An e-mail has this subject line: “Guaranteed cash giveaway.” I can win up to $25 million just by clicking — “No purchase necessary.” OK, let’s click. They want some personal information but not a credit card. So it’s an opt-in “blind” that pads their list and opens the door to e-mail offers. Fair enough. They hadn’t guaranteed that the cash giveaway is to me.

If a point exists, it’s that a guarantee comes with many face masks, and whatever is guaranteed is outside a marketing arena in which message recipients can’t — and shouldn’t — expect something for nothing.

On to annoyance No. 2:

Check this first sentence of a letter from Northwest Airlines to my son Bob, the IT genius and InfoWorld columnist:

Dear Mr. Lewis:

Northwest Airlines® is committed to keeping WorldPerks® members “in the know” on great deals and current WorldPerks program news — with NWA E-mail. By learning your particular travel interests when you initially register online, we can send the most meaningful promotions your way, whether it’s information on fare sales, WorldVacations® package discounts, CyberSavers® fares, mileage-earning opportunities or special partner offers.

So Northwest is out to displace American Express as the World Leader(®) in the use of registration symbols. Four in one paragraph! That’s some achievement, especially because it really takes guts to register something as nondescript as “WorldVacations.” To complete the standoffish effect, the letter includes two footnotes, neither of which is necessary. Nice distancing, guys!

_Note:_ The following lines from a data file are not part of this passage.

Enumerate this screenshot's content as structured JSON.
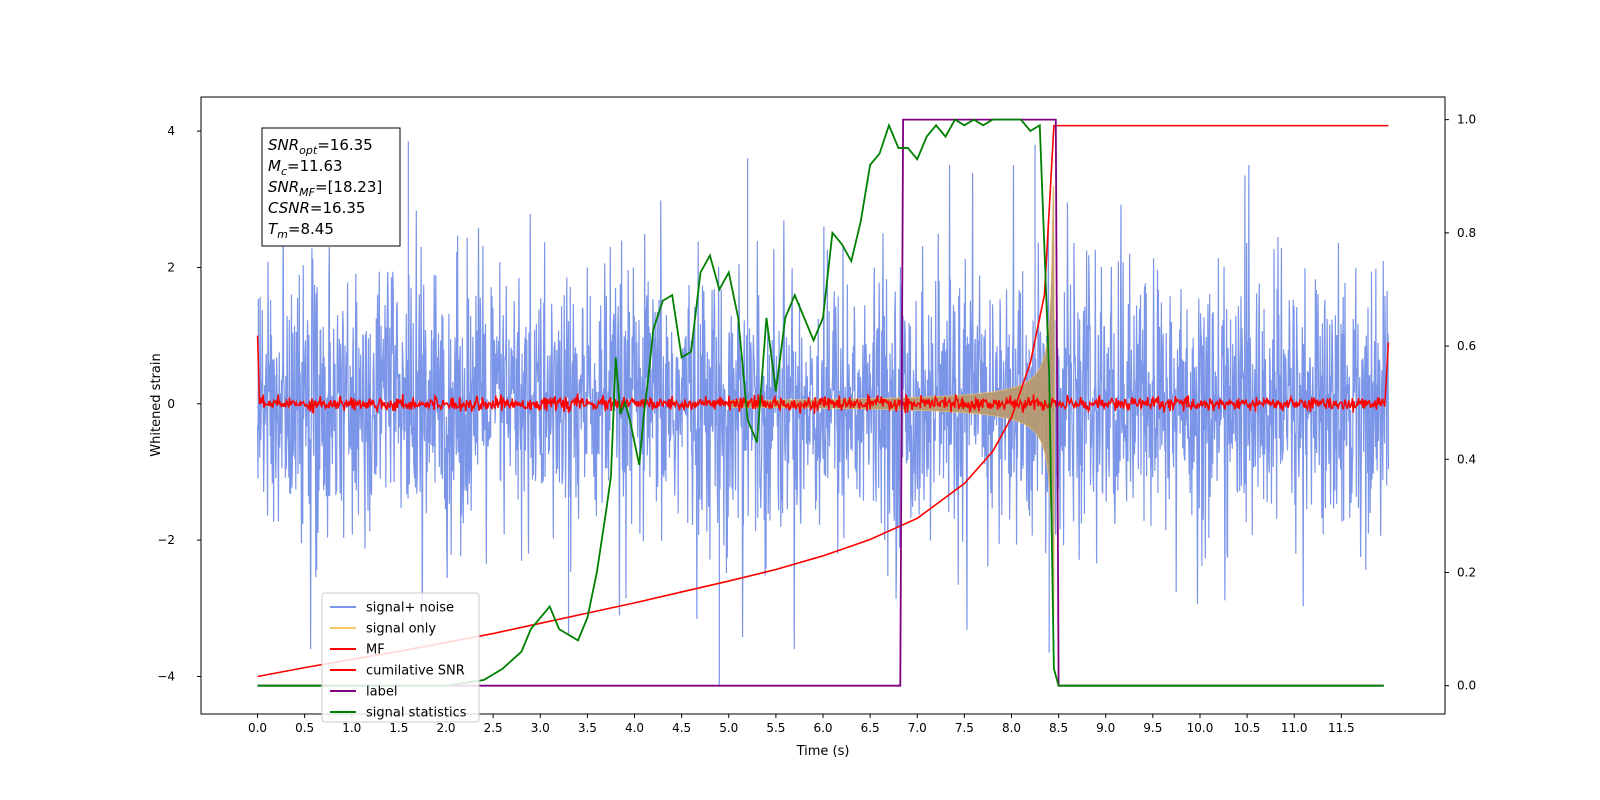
{
  "chart_data": {
    "type": "line",
    "title": "",
    "xlabel": "Time (s)",
    "ylabel": "Whitened strain",
    "y2label": "",
    "xlim": [
      -0.6,
      12.6
    ],
    "ylim": [
      -4.55,
      4.5
    ],
    "y2lim": [
      -0.05,
      1.04
    ],
    "x_ticks": [
      0.0,
      0.5,
      1.0,
      1.5,
      2.0,
      2.5,
      3.0,
      3.5,
      4.0,
      4.5,
      5.0,
      5.5,
      6.0,
      6.5,
      7.0,
      7.5,
      8.0,
      8.5,
      9.0,
      9.5,
      10.0,
      10.5,
      11.0,
      11.5
    ],
    "x_tick_labels": [
      "0.0",
      "0.5",
      "1.0",
      "1.5",
      "2.0",
      "2.5",
      "3.0",
      "3.5",
      "4.0",
      "4.5",
      "5.0",
      "5.5",
      "6.0",
      "6.5",
      "7.0",
      "7.5",
      "8.0",
      "8.5",
      "9.0",
      "9.5",
      "10.0",
      "10.5",
      "11.0",
      "11.5"
    ],
    "y_ticks": [
      -4,
      -2,
      0,
      2,
      4
    ],
    "y_tick_labels": [
      "−4",
      "−2",
      "0",
      "2",
      "4"
    ],
    "y2_ticks": [
      0.0,
      0.2,
      0.4,
      0.6,
      0.8,
      1.0
    ],
    "y2_tick_labels": [
      "0.0",
      "0.2",
      "0.4",
      "0.6",
      "0.8",
      "1.0"
    ],
    "grid": false,
    "legend_position": "lower-left",
    "annotation_box": {
      "lines": [
        {
          "sym": "SNR",
          "sub": "opt",
          "value": "=16.35"
        },
        {
          "sym": "M",
          "sub": "c",
          "value": "=11.63"
        },
        {
          "sym": "SNR",
          "sub": "MF",
          "value": "=[18.23]"
        },
        {
          "sym": "CSNR",
          "sub": "",
          "value": "=16.35"
        },
        {
          "sym": "T",
          "sub": "m",
          "value": "=8.45"
        }
      ]
    },
    "series": [
      {
        "name": "signal+ noise",
        "axis": "left",
        "color": "#7b95e8",
        "description_range": [
          0.0,
          12.0
        ],
        "amplitude_envelope": 2.4,
        "min_observed": -4.15,
        "max_observed": 3.85
      },
      {
        "name": "signal only",
        "axis": "left",
        "color": "#f5c86a",
        "fill_color": "#b89a72",
        "chirp_start": 5.0,
        "chirp_end": 8.45,
        "peak_amplitude": 3.2
      },
      {
        "name": "MF",
        "axis": "left",
        "color": "#ff0000",
        "noise_level": 0.05,
        "edge_values": [
          1.0,
          0.9
        ]
      },
      {
        "name": "cumilative SNR",
        "axis": "left",
        "color": "#ff0000",
        "x": [
          0.0,
          0.5,
          1.0,
          1.5,
          2.0,
          2.5,
          3.0,
          3.5,
          4.0,
          4.5,
          5.0,
          5.5,
          6.0,
          6.5,
          7.0,
          7.5,
          7.8,
          8.0,
          8.2,
          8.35,
          8.45,
          12.0
        ],
        "y": [
          -4.0,
          -3.87,
          -3.75,
          -3.63,
          -3.5,
          -3.37,
          -3.22,
          -3.07,
          -2.92,
          -2.76,
          -2.6,
          -2.43,
          -2.23,
          -1.99,
          -1.68,
          -1.17,
          -0.7,
          -0.2,
          0.6,
          1.6,
          4.08,
          4.08
        ]
      },
      {
        "name": "label",
        "axis": "right",
        "color": "#800080",
        "x": [
          0.0,
          6.82,
          6.85,
          8.47,
          8.5,
          11.95
        ],
        "y": [
          0.0,
          0.0,
          1.0,
          1.0,
          0.0,
          0.0
        ]
      },
      {
        "name": "signal statistics",
        "axis": "right",
        "color": "#008000",
        "x": [
          0.0,
          0.5,
          1.0,
          1.5,
          2.0,
          2.4,
          2.6,
          2.8,
          2.9,
          3.0,
          3.1,
          3.2,
          3.3,
          3.4,
          3.5,
          3.6,
          3.7,
          3.75,
          3.8,
          3.85,
          3.9,
          3.95,
          4.0,
          4.05,
          4.1,
          4.15,
          4.2,
          4.3,
          4.4,
          4.5,
          4.6,
          4.7,
          4.8,
          4.9,
          5.0,
          5.1,
          5.2,
          5.3,
          5.4,
          5.5,
          5.6,
          5.7,
          5.8,
          5.9,
          6.0,
          6.1,
          6.2,
          6.3,
          6.4,
          6.5,
          6.6,
          6.7,
          6.8,
          6.9,
          7.0,
          7.1,
          7.2,
          7.3,
          7.4,
          7.5,
          7.6,
          7.7,
          7.8,
          7.9,
          8.0,
          8.1,
          8.2,
          8.3,
          8.4,
          8.45,
          8.5,
          8.6,
          9.0,
          10.0,
          11.0,
          11.95
        ],
        "y": [
          0.0,
          0.0,
          0.0,
          0.0,
          0.0,
          0.01,
          0.03,
          0.06,
          0.1,
          0.12,
          0.14,
          0.1,
          0.09,
          0.08,
          0.12,
          0.2,
          0.31,
          0.37,
          0.58,
          0.48,
          0.5,
          0.47,
          0.43,
          0.39,
          0.48,
          0.55,
          0.63,
          0.68,
          0.69,
          0.58,
          0.59,
          0.73,
          0.76,
          0.7,
          0.73,
          0.65,
          0.47,
          0.43,
          0.65,
          0.52,
          0.65,
          0.69,
          0.65,
          0.61,
          0.65,
          0.8,
          0.78,
          0.75,
          0.82,
          0.92,
          0.94,
          0.99,
          0.95,
          0.95,
          0.93,
          0.97,
          0.99,
          0.97,
          1.0,
          0.99,
          1.0,
          0.99,
          1.0,
          1.0,
          1.0,
          1.0,
          0.98,
          0.99,
          0.55,
          0.03,
          0.0,
          0.0,
          0.0,
          0.0,
          0.0,
          0.0
        ]
      }
    ]
  }
}
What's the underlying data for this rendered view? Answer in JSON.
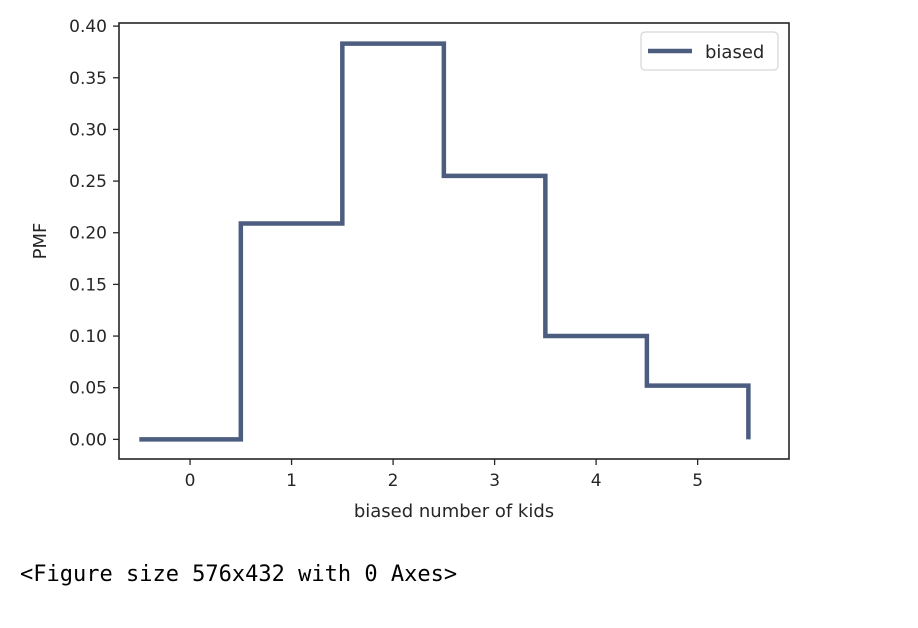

So what would we have done? We’d have loaded up the letterhead with those bits so the letter could be clean. That way, too, Northwest could have claimed “This is a Northwest Headerloadup® letter.”

Logical suggestion to an innovative marketer: Lay claim to GuaranteedGuarantee®. That’ll be $25,000, please®.

HERSCHELL GORDON LEWIS is the principal of Lewis Enterprises in Fort Lauderdale, FL. He consults with and writes direct response copy for clients worldwide. Among his 26 books are “Marketing Mayhem” and the recently published “Effective E-mail Marketing.”